Luís Roberto Barroso: "É estatística que traz constrangimento e desprestígio para o STF" (Antonio Cruz/ABr/Agência Brasil)
Estadão Conteúdo
Publicado em 31 de maio de 2017 às 19h55.
Última atualização em 31 de maio de 2017 às 20h36.
No início do julgamento no Supremo Tribunal Federal (STF) que pode limitar o alcance do foro privilegiado, o autor da proposta ministro Luís Roberto Barroso, apresentou em seu voto a tese segundo a qual "o foro por prerrogativa de função aplica-se apenas aos crimes cometidos durante o exercício do cargo e relacionado às funções desempenhadas".
O julgamento foi suspenso devido ao horário e retorna na próxima sessão, marcada para esta quinta-feira, 1º.

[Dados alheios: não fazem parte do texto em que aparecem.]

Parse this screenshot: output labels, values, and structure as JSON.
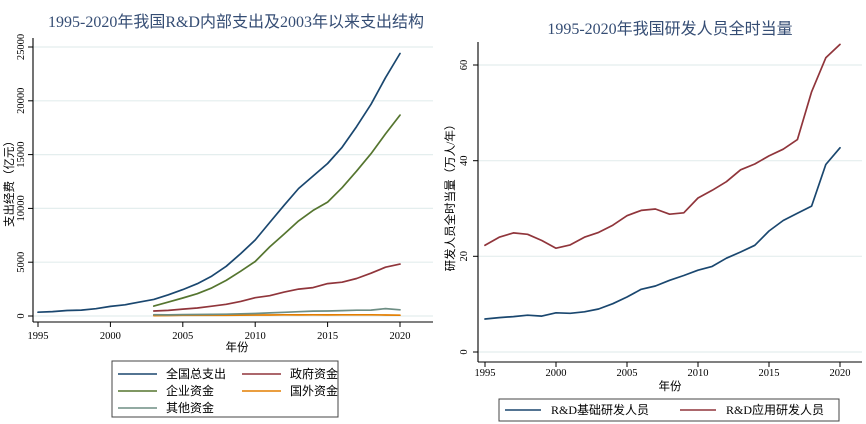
{
  "figure": {
    "background_color": "#ffffff",
    "title_color": "#354d74",
    "grid_color": "#e4eeee",
    "axis_color": "#000000",
    "legend_border_color": "#444444"
  },
  "chart_data": [
    {
      "type": "line",
      "title": "1995-2020年我国R&D内部支出及2003年以来支出结构",
      "xlabel": "年份",
      "ylabel": "支出经费（亿元）",
      "xlim": [
        1994.6,
        2022.8
      ],
      "ylim": [
        0,
        25000
      ],
      "xticks": [
        1995,
        2000,
        2005,
        2010,
        2015,
        2020
      ],
      "yticks": [
        0,
        5000,
        10000,
        15000,
        20000,
        25000
      ],
      "grid": "horizontal",
      "legend_position": "bottom",
      "legend_columns": 2,
      "series": [
        {
          "name": "全国总支出",
          "color": "#1a476f",
          "x_start": 1995,
          "values": [
            348.7,
            404.5,
            509.2,
            551.1,
            678.9,
            895.7,
            1042.5,
            1287.6,
            1539.6,
            1966.3,
            2450.0,
            3003.1,
            3710.2,
            4616.0,
            5802.1,
            7062.6,
            8687.0,
            10298.4,
            11846.6,
            13015.6,
            14169.9,
            15676.7,
            17606.1,
            19677.9,
            22143.6,
            24393.1
          ]
        },
        {
          "name": "政府资金",
          "color": "#90353b",
          "x_start": 2003,
          "values": [
            460.6,
            523.6,
            645.4,
            742.1,
            913.5,
            1088.9,
            1358.3,
            1696.3,
            1883.0,
            2221.4,
            2500.6,
            2636.1,
            3013.2,
            3140.8,
            3487.4,
            3978.6,
            4537.0,
            4826.7
          ]
        },
        {
          "name": "企业资金",
          "color": "#55752f",
          "x_start": 2003,
          "values": [
            920.2,
            1291.5,
            1673.8,
            2073.7,
            2611.0,
            3311.5,
            4162.7,
            5063.1,
            6420.6,
            7625.0,
            8837.7,
            9816.6,
            10588.6,
            11923.5,
            13464.9,
            15079.0,
            16921.8,
            18673.8
          ]
        },
        {
          "name": "国外资金",
          "color": "#e37e00",
          "x_start": 2003,
          "values": [
            39.9,
            48.9,
            64.3,
            66.2,
            68.4,
            68.0,
            72.9,
            90.9,
            96.2,
            110.6,
            105.0,
            108.0,
            100.6,
            107.3,
            110.5,
            108.2,
            95.2,
            77.6
          ]
        },
        {
          "name": "其他资金",
          "color": "#6e8e84",
          "x_start": 2003,
          "values": [
            118.9,
            102.5,
            130.5,
            141.1,
            147.2,
            167.5,
            208.2,
            232.3,
            287.2,
            341.9,
            403.0,
            455.0,
            467.6,
            505.1,
            543.6,
            552.0,
            689.9,
            576.0
          ]
        }
      ]
    },
    {
      "type": "line",
      "title": "1995-2020年我国研发人员全时当量",
      "xlabel": "年份",
      "ylabel": "研发人员全时当量（万人/年）",
      "xlim": [
        1994.5,
        2021.6
      ],
      "ylim": [
        0,
        66
      ],
      "xticks": [
        1995,
        2000,
        2005,
        2010,
        2015,
        2020
      ],
      "yticks": [
        0,
        20,
        40,
        60
      ],
      "grid": "horizontal",
      "legend_position": "bottom",
      "legend_columns": 2,
      "series": [
        {
          "name": "R&D基础研发人员",
          "color": "#1a476f",
          "x_start": 1995,
          "values": [
            6.9,
            7.2,
            7.4,
            7.7,
            7.5,
            8.2,
            8.1,
            8.4,
            9.0,
            10.1,
            11.5,
            13.1,
            13.8,
            15.0,
            16.0,
            17.1,
            17.9,
            19.6,
            20.9,
            22.3,
            25.3,
            27.5,
            29.0,
            30.5,
            39.2,
            42.7
          ]
        },
        {
          "name": "R&D应用研发人员",
          "color": "#90353b",
          "x_start": 1995,
          "values": [
            22.3,
            24.0,
            24.9,
            24.6,
            23.3,
            21.7,
            22.4,
            24.0,
            25.0,
            26.5,
            28.5,
            29.6,
            29.9,
            28.8,
            29.1,
            32.2,
            33.8,
            35.6,
            38.1,
            39.3,
            41.0,
            42.4,
            44.4,
            54.4,
            61.5,
            64.3
          ]
        }
      ]
    }
  ]
}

Barroso propôs também que, mesmo se alguma autoridade assumir ou deixar um cargo que lhe garanta foro especial, nenhuma ação penal deverá mudar de instância se a produção de produção de provas já estiver sido concluída e restar apenas a apresentação das alegações finais.

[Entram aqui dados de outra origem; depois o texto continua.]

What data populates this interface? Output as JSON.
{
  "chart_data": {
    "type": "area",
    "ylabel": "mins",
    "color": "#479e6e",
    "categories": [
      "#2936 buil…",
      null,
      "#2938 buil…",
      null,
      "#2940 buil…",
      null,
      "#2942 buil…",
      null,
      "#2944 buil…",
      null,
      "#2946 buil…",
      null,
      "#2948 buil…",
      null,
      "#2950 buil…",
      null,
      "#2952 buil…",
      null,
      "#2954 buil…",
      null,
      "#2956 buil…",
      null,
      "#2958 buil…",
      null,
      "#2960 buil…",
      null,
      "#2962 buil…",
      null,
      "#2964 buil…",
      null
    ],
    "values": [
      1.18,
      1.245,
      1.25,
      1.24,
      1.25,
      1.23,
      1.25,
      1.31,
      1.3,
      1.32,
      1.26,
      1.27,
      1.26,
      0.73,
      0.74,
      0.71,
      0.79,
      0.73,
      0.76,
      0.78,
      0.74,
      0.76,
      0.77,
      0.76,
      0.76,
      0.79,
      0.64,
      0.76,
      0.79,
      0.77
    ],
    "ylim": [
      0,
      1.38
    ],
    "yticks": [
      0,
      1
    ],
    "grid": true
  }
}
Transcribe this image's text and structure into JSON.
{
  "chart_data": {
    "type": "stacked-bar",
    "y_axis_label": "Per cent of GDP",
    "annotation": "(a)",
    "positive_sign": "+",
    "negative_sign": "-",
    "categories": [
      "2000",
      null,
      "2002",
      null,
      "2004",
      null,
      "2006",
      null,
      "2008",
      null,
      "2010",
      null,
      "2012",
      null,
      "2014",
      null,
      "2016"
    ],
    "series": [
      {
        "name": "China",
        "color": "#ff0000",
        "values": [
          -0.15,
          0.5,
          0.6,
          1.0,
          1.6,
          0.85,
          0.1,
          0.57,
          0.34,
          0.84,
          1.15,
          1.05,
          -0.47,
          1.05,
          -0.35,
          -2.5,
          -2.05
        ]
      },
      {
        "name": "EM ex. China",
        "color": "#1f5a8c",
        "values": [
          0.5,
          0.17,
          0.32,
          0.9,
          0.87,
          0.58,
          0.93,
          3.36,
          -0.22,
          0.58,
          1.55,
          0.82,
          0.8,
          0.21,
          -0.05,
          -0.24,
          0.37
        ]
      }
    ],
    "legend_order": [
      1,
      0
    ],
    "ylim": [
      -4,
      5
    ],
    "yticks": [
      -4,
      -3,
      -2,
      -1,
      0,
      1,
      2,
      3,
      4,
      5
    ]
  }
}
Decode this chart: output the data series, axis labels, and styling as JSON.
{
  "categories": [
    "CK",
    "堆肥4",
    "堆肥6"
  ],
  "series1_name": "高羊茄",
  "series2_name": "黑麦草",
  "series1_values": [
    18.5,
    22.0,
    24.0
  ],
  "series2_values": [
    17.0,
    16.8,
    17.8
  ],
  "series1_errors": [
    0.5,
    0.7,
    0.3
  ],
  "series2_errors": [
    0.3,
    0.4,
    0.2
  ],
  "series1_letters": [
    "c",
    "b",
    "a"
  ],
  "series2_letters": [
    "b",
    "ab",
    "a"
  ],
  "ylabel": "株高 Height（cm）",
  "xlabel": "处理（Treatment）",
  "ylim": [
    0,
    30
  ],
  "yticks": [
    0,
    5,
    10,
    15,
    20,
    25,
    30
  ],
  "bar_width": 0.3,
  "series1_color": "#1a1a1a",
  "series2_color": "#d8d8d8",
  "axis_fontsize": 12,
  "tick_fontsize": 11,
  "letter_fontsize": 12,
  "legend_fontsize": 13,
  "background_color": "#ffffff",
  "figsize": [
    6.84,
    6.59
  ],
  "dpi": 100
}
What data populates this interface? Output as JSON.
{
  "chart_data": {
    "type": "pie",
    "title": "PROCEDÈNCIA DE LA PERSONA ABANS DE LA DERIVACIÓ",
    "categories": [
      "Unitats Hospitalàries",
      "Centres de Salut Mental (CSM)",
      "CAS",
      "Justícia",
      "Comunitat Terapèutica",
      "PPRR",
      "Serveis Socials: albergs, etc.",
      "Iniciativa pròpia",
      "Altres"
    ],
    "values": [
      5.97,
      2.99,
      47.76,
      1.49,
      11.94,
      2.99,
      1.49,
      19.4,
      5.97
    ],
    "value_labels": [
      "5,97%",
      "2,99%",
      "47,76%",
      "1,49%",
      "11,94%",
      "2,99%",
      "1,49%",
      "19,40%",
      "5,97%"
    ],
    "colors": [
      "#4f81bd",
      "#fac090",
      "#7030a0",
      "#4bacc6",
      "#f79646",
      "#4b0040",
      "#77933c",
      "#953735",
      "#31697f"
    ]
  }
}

Citando dados da Secretaria de Gestão Estratégica do STF, Barroso disse que 37 mil autoridades têm de foro privilegiado.
O ministro disse que há mais de 500 processos na Corte envolvendo mais de 1/3 do congresso nacional.

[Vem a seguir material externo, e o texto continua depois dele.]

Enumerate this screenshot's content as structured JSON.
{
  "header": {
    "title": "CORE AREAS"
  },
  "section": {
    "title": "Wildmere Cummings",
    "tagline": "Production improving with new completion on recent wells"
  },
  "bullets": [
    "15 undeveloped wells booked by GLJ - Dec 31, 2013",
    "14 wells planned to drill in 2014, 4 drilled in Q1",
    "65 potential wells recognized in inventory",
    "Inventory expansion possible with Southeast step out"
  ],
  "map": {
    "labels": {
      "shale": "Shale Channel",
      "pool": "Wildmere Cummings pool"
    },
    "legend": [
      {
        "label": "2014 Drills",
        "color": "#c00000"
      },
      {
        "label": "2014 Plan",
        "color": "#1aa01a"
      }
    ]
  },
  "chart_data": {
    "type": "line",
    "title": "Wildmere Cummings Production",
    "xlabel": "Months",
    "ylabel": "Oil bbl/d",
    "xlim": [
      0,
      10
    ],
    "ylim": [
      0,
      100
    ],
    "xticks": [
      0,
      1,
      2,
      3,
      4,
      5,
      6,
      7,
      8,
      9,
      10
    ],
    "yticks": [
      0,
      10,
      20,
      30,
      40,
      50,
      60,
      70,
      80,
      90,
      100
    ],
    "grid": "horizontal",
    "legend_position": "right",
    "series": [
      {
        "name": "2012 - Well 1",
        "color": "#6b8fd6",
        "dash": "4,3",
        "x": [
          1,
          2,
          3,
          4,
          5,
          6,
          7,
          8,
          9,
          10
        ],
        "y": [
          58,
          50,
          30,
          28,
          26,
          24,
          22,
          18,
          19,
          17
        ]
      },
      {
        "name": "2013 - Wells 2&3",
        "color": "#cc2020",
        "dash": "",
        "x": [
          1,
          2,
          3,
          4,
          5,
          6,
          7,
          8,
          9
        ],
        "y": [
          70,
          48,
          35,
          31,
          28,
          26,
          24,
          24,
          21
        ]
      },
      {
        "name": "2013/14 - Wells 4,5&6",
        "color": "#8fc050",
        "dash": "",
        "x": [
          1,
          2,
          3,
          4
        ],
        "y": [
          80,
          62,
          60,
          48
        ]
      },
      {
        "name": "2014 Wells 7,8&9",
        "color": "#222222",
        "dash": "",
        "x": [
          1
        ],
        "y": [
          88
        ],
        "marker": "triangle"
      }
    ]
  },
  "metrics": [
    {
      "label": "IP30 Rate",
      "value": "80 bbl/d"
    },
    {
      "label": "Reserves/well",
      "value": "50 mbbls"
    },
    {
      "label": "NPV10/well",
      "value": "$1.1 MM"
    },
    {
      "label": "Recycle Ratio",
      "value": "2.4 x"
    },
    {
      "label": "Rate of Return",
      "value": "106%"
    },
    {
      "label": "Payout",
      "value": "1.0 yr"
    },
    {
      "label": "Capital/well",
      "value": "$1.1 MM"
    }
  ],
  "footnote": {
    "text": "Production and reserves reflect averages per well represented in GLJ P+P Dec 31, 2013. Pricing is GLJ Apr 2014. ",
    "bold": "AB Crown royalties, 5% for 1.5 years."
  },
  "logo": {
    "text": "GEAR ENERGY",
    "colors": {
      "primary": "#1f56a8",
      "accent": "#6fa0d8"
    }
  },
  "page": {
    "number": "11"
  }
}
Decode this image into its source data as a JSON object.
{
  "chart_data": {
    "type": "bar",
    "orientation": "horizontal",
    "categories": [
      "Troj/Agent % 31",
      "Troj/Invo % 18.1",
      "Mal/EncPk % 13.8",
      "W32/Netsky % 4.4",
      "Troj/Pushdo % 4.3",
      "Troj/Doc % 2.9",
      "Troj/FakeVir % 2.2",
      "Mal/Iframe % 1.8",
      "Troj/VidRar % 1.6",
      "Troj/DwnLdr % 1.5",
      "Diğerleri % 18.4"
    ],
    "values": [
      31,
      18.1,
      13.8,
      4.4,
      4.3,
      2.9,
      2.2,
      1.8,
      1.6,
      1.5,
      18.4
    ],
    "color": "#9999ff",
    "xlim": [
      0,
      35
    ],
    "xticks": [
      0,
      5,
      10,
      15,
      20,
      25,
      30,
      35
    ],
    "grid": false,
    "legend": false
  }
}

"Segundo dados da Secretaria de Gestão Estratégica, já prescreveram mais de 200 processos. Portanto é estatística que traz constrangimento e desprestígio para o STF", afirmou o ministro.
Atualmente, o que define a prerrogativa de foro privilegiado é o cargo ocupado, independentemente do momento em que o ato ilícito for praticado.
Barroso citou números da FGV, segundo os quais o Supremo ficaria com apenas 10% dos processos que atualmente têm.
"O sistema é ruim, funciona mal, traz desprestígio ao Supremo, traz impunidade. Eu penso que a impunidade em geral no Brasil decorrente de um sistema punitivo ineficiente de uma maneira geral fez com que o direito penal perdesse no Brasil o seu principal papel, que é o de funcionar como prevenção geral. As pessoas não praticam crimes pelo temor muitas vezes de que vão sofrer uma consequência negativa", disse.
Boa parte do voto de Barroso foi dedicada a argumentar que o Supremo tem a competência para restringir a interpretação da Constituição, no caso, sobre o foro.
O ministro citou precedentes do Supremo neste sentido, inclusive, em relação à limitação da imunidade material concedida a parlamentares.
Barroso afirmou que há uma mudança na realidade em relação a 1988, quando a Constituição previu a ampliação do número de autoridades com foro.
Também ressalta o papel do Supremo como Corte Constitucional, e não como local para processos penais em primeiro grau.
"Tudo que faz com que a Justiça funcione mal, tudo que desprestigie o que a gente simboliza e o que a gente faz, deve ser revisitado. A interpretação constitucionalmente adequada do instituto do foro é aquela que o restringe aos atos praticados no cargo e em razão do cargo, e isso não só é compatível mas acho que é o que decorre da constituição à vista da realidade fática que reveste o julgamento destas ações", disse Gilmar.
"A norma se destina a proteger a independência e não a acobertar crimes que não guardam qualquer relação com o exercício do mandato", diz Barroso.
O ministro também chamou de "anomalia" o fato de o plenário do Supremo ter levado 69 sessões sobre o Mensalão.
Segundo Barroso, há no STF mais de 800 agentes com prerrogativa de foro, incluindo o Presidente da República, o vice-presidente, 513 deputados e 81 senadores.
"Há também os atuais 31 ministros de estado, os 3 comandantes militares, 90 ministros de tribunais superiores, 9 ministros do Tribunal de Contas da União, 138 chefes de missão diplomática em caráter permanente", disse.
Seriam 30 mil detentores de prerrogativas em Tribunais de Justiça estaduais e Tribunais Regionais Federais.
Em manifestação no julgamento, o procurador-geral da República, Rodrigo Janot, concordou com Barroso e disse que, se a redução não acontecer, o número de processos criminais envolvendo parlamentares e autoridades do governo poderá inviabilizar o funcionamento do Supremo Tribunal Federal.
"A prerrogativa do foro visa garantir o exercício do cargo ou do mandato e não proteger a quem o exerce", afirmou. Janot disse ter "absoluta certeza" que se não houver "mudanças de paradigmas" no julgamento que ocorre nesta quarta-feira, 31, o STF terá que voltar ao tema em breve por uma questão prática.
Para o procurador-geral da República, "o aumento exponencial de denuncias criminais irá inviabilizar o regular funcionamento da corte em breve espaço de tempo".